October 22, 2016
By Steven Wishnia
Lake Success, NY – “I’ve been around the Teamsters all my life,” says Tommy Gesualdi, president of Local 282 since 2009. His grandfather John was the local’s 23rd member when it was founded in 1915 as the Building Teamsters Union, representing teamsters who hauled concrete to construction sites in horse-drawn wagons, and his father was a Teamsters official.
Today, Local 282 has 4,500 members in New York City, Long Island, and New Jersey. It has 250 members at the U.S. Foods facility in Perth Amboy, New Jersey, he says, but most work in heavy and high-rise construction, driving dump trucks and delivering ready-mix concrete, lumber, and plumbing supplies. “We can deliver to all five boroughs in one day,” he says.
Gesualdi, 56, was born in Brooklyn and joined Local 282 in 1982, after five years as an aircraft-factory mechanic. He worked mostly on high-rise building sites, became a business agent in 1996, and rose to secretary-treasurer two years later. He also serves on the executive boards of the Building and Construction Trades Council of Greater New York, the Long Island Federation of Labor, and Teamsters Joint Council 16. The father of two grown daughters—one of whom followed him into the construction industry, as an engineer—he lives with his wife in Nassau County, where he is active in charitable organizations.

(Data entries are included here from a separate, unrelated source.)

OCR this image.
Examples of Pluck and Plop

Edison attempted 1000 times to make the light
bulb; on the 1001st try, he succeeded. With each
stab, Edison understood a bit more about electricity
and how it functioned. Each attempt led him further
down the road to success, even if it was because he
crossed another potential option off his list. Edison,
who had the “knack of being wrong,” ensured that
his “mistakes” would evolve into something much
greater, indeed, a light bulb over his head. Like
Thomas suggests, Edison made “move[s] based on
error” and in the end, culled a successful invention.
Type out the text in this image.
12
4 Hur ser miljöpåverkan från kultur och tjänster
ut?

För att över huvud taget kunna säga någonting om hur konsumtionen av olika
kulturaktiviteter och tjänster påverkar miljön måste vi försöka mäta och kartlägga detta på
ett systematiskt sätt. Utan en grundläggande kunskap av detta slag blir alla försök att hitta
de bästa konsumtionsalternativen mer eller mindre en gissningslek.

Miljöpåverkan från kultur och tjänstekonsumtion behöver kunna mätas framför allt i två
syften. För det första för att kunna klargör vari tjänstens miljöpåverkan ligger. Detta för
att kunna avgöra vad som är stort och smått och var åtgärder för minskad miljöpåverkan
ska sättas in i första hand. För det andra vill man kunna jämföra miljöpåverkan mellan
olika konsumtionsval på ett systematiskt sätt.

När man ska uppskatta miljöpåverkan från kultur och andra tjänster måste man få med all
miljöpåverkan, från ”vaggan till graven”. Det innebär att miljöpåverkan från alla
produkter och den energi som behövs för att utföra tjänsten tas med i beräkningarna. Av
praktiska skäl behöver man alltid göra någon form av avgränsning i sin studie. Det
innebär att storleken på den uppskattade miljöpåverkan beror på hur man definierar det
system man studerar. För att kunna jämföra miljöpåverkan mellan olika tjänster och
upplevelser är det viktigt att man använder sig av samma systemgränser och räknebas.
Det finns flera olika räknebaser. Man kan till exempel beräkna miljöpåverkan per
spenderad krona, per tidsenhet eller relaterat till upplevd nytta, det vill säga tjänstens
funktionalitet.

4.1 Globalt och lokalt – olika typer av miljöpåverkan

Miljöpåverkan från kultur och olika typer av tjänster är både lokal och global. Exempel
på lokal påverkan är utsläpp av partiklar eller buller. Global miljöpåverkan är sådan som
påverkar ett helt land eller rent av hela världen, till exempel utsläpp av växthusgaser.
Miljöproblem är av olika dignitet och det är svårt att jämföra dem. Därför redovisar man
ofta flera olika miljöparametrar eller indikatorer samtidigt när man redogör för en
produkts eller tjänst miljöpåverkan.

His two biggest priorities for the union are stopping the incursion of nonunion work in residential construction and preserving pension and health benefits. The instability of stocks over the last decade makes managing pension-fund investments much harder, he explains, and rising medical costs make it harder to win and maintain good health coverage.
“Benefits never were an issue years ago. They were a gimme,” he says. “It’s not a gimme any more.” As for protecting the union share of construction jobs, he adds, “we’ve got our work cut out for us.”